- Met de ordonnantie van 15 december 2022 [1] voerde de Brusselse ordonnantiegever een tijdelijke beperking in van de handelshuurprijzen in het Brussels Hoofdstedelijk Gewest (zie daarover onze eerdere E-Flashes van 3 januari 2023 en van 21 december 2023). Vanaf 22 december 2022 diende immers verplicht een aangepaste indexatieformule te worden toegepast met als gevolg dat de aangepaste huurprijs gedurende één jaar lang het bedrag dat voortvloeit uit de aangepaste indexatieformule niet mocht overschrijden. De bedoeling van deze beperking van de handelshuurprijzen was om de Brusselse handelaars te beschermen tegen de hoge inflatiecijfers.
- Ingevolge het herstel van de energieprijzen in 2023, bleek echter dat de toepassing van de ordonnantie van 15 december 2022 in de praktijk voor een aantal handelshuurders een ongunstige impact met zich meebracht, waardoor het beoogde voordeel van de maatregel werd uitgehold.
- Op 13 oktober 2023[2] werd een nieuwe ordonnantie uitgevaardigd, die de tijdelijke maatregel heeft gewijzigd. Voortaan dienen alle handelshuurovereenkomsten zowel deze die in werking zijn getreden vóór 31 juli 2021 als daarna bij indexatie van de huurprijs – naast de aangepaste indexatieformule ingevoerd bij de ordonnantie van 15 december 2022 – daarbovenop eveneens rekening te houden met het plafond van de gemeenrechtelijke indexatieformule (cfr. artikel 1728bis van het oud Burgerlijk Wetboek).
- Op initiatief van twee vzw’s en twee handelshuurders werd tegen de gewijzigde ordonnantie van 15 december 2022 een vernietiging gevorderd, nu de voorziene maatregelen volgens hen een inbreuk zou uitmaken op (i) de bevoegdheidsverdelende regels, (ii) het beginsel van gelijkheid en niet-discriminatie en (iii) tot slot op het eigendomsrecht.

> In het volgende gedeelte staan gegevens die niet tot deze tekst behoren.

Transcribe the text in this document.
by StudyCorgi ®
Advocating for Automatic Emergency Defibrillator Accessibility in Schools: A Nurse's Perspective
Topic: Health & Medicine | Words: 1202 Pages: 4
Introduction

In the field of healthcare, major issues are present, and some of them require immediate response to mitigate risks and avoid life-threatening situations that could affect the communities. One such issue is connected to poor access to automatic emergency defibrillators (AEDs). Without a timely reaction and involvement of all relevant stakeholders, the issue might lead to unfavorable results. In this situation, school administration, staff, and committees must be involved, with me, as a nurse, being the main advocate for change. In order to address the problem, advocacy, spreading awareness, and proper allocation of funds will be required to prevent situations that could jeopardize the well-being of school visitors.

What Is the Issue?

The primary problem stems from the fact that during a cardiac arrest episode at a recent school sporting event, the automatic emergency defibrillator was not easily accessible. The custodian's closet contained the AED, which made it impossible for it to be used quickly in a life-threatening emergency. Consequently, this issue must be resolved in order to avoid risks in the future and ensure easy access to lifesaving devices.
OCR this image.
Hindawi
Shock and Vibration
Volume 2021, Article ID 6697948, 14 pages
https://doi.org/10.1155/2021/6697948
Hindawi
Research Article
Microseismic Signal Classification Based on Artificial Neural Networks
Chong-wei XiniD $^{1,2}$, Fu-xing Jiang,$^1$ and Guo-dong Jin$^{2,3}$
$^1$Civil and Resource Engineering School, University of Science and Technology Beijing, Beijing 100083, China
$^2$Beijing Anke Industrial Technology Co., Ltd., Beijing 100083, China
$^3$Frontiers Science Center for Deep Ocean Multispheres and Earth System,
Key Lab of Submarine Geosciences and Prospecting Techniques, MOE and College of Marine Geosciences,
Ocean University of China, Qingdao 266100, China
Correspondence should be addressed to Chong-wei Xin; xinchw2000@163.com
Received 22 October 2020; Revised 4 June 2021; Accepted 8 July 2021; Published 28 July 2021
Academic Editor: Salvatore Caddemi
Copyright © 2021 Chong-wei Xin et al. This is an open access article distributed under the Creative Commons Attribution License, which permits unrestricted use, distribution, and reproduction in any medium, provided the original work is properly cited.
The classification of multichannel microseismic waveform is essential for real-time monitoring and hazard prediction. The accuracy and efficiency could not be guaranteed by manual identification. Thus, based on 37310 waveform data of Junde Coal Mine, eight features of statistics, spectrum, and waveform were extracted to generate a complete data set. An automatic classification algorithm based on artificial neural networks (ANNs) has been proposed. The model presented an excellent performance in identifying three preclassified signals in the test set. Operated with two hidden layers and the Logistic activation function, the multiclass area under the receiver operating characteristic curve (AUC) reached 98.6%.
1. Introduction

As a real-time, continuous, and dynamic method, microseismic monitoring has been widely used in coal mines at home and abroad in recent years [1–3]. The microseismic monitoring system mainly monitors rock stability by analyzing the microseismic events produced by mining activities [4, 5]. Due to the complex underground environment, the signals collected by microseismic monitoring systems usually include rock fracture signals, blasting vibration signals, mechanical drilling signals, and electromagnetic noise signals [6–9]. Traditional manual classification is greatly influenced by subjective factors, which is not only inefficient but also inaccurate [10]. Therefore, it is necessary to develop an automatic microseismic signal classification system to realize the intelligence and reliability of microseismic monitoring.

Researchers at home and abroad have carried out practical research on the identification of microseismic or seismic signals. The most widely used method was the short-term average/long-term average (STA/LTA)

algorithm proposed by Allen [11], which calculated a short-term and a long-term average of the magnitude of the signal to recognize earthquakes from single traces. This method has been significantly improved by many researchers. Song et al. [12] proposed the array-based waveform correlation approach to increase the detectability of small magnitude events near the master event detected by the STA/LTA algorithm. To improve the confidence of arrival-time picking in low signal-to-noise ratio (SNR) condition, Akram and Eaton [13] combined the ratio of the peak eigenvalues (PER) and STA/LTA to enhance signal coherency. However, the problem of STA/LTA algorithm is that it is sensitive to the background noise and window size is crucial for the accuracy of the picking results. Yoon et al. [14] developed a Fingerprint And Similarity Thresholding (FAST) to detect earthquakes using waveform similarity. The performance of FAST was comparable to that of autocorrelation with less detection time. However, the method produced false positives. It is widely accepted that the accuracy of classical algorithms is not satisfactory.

- In haar arrest van 30 mei 2024 is het Grondwettelijk Hof van oordeel dat de tijdelijke beperking van de handelshuurprijzen wel degelijk wettelijk was. [3] Volgens Grondwettelijk hof wordt er niet geraakt aan de nominale waarde van de huurprijs en is geen sprake van een inbreuk op het beginsel van de indexering van de handshuurprijzen.
- Daarenboven oordeelt het Grondwettelijk Hof dat (i) de gewesten wel degelijk bevoegd zijn om regels met betrekking tot indexatie van de handelshuurprijzen op te nemen, (ii) er geen onderscheid moet gemaakt worden tussen de verschillende categorieën van handelshuurders, (iii) het verschil in behandeling tussen handelshuurders en verhuurders wel degelijk mogelijk is en (iv) tot slot dat de maatregel wel degelijk een evenwicht tussen de bescherming van de handelshuurders en de rechten van de verhuurders bewerkstelligt.
- Het vernietigingsberoep werd verworpen.